Kaygı duymanın vücudda yarattığı stres ile doğru şekilde baş edilemediği durumlarda stres daha da artmaktadır. Buna bağlı bir şekilde stres durumu sürekli bir hale gelirse kalp damar hastalığı için risk oluşturma ihtimali bulunmaktadır.
Kaygı stres etkeninin olmadığı durumlarda bile ortaya çıkabilen bir durumken stres birçok faktöre bağlı ortaya çıkabilmektedir. Sinirlilik, öfke, yorgunluk, sindirim sorunları, uyumakta güçlük zihinsel ve fiziksel zorluklar kişinin stresli bir ruh halinde olduğunun belirtisi olabilir. Ancak kaygı bu durumlara sebep olabilecek doğal bir neden olmaksızın sürekli, aşırı ve ortadan kalkmayan bir endişe şeklindedir.

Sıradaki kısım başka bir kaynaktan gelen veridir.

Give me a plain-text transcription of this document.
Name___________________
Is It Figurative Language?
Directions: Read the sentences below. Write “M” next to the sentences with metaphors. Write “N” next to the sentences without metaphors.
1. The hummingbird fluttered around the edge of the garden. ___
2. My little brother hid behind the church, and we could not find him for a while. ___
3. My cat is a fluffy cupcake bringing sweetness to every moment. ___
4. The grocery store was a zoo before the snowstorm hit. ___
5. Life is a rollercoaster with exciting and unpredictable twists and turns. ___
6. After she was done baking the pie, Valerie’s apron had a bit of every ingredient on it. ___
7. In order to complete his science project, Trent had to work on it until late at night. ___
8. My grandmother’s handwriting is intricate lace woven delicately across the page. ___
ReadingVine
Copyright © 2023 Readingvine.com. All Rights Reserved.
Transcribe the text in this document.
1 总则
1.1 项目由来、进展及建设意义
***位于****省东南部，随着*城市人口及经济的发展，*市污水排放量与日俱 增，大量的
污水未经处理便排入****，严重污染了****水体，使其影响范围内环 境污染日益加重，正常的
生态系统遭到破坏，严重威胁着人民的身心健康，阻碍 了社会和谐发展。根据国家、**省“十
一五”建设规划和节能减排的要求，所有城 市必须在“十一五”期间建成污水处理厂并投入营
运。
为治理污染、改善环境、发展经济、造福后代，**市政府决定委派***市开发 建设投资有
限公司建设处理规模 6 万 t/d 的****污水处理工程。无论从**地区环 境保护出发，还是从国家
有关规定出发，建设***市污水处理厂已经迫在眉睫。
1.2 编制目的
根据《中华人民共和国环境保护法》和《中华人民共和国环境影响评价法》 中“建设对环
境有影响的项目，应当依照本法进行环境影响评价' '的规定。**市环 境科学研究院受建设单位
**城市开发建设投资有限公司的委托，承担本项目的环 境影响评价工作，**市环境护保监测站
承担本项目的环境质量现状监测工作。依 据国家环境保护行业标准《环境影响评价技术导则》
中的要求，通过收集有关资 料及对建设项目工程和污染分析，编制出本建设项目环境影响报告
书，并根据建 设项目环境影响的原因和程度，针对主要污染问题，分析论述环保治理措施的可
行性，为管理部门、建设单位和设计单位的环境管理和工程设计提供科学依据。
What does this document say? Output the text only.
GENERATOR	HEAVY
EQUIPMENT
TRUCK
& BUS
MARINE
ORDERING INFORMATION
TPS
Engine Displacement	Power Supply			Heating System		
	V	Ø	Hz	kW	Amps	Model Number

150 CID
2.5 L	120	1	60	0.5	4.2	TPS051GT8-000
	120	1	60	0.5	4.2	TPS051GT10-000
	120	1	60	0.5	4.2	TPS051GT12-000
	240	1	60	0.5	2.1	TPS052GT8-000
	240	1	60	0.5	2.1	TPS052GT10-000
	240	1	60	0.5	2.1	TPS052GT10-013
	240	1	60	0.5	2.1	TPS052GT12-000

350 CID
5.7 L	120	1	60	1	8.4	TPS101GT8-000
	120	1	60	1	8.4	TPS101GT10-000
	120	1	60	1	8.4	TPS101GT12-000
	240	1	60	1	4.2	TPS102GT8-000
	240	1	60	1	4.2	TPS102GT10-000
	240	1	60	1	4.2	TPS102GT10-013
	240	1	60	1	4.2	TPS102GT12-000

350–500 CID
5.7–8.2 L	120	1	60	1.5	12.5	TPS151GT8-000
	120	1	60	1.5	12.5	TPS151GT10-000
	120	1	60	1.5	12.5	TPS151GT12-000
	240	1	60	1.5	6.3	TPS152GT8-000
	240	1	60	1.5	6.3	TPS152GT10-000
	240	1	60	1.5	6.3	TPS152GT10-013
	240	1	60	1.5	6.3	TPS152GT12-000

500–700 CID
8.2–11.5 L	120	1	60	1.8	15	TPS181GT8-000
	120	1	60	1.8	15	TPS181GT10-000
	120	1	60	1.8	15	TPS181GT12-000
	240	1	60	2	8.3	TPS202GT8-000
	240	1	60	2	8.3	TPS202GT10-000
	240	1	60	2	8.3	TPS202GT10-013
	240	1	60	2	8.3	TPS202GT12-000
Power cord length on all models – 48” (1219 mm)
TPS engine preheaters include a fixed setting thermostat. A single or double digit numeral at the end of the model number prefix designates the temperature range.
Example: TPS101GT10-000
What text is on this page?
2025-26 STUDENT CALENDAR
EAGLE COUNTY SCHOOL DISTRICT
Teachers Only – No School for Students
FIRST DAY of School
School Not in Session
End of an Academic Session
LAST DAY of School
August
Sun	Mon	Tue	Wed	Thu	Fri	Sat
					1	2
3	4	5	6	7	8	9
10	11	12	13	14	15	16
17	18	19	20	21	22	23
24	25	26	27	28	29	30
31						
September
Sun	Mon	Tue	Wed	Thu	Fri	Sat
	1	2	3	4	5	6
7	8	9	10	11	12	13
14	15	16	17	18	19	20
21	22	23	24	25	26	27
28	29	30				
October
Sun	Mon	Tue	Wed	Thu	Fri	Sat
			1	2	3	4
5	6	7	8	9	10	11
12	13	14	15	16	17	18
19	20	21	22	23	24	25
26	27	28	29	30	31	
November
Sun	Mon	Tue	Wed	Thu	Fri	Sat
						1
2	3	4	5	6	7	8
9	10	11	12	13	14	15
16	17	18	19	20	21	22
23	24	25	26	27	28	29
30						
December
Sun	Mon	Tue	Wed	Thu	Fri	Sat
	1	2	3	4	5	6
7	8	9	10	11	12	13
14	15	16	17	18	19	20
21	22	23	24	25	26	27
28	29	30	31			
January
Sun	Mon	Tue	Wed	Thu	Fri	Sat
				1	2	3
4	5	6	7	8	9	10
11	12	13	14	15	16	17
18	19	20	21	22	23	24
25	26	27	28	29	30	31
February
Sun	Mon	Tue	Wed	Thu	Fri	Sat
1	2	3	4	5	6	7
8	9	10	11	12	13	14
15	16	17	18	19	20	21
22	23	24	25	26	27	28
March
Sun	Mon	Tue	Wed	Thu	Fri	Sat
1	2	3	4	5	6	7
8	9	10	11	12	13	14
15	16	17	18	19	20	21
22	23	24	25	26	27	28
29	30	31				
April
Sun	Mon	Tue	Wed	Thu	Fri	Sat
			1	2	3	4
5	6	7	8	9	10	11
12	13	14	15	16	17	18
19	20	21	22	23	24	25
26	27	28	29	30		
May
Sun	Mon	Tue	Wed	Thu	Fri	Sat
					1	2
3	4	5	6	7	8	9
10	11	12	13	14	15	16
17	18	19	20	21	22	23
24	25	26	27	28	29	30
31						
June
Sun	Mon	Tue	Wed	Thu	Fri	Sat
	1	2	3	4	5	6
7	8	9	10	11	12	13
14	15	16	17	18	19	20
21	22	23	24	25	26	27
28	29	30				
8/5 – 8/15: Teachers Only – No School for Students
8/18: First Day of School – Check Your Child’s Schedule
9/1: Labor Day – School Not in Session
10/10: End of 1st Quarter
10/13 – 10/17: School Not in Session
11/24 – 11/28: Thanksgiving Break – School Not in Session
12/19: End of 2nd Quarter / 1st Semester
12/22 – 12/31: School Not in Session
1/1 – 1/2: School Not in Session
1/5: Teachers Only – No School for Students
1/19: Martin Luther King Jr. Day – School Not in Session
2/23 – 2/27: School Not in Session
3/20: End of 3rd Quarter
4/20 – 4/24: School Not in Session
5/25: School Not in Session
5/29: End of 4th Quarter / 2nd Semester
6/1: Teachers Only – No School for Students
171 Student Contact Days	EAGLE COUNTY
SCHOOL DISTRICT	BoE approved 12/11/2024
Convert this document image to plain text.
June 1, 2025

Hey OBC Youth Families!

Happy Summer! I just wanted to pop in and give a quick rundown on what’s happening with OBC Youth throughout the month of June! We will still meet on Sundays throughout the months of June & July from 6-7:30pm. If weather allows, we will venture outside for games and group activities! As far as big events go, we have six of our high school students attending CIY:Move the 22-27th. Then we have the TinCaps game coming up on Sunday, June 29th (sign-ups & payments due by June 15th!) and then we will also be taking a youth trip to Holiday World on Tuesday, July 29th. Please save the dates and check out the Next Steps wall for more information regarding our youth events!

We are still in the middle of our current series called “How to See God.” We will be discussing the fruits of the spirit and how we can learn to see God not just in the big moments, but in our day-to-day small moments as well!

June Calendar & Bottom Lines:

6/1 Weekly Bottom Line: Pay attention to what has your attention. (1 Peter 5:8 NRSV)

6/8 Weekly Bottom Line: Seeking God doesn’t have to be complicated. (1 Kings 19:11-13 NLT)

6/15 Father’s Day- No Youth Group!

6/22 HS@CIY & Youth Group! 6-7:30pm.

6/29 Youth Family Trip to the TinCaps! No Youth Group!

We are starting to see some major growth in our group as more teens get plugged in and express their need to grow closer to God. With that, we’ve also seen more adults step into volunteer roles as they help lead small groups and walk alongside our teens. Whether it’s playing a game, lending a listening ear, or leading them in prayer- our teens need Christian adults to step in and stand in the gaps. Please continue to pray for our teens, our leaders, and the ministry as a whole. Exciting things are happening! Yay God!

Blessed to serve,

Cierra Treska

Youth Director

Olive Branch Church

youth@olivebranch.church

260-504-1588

Kesin bir tedavi yolu yoktur. Ancak rahatsızlık ilerlemeden bir psikoterapi desteği almak ve terapileri aksatmamak bu rahatsızlık için önemli bir etmendir.
Panik atak tedavisi sürecinde kullanılan panik atak ilaçları mevcuttur. Bir psikiyatrist kontrolünde ve tavsiyesinde bu ilaçları kullanarak iyileşme sağlanabilmektedir. Ancak ilaçların dozunu psikiyatristin önerdiği şekilde ve düzende kullanmak önemli bir etkendir.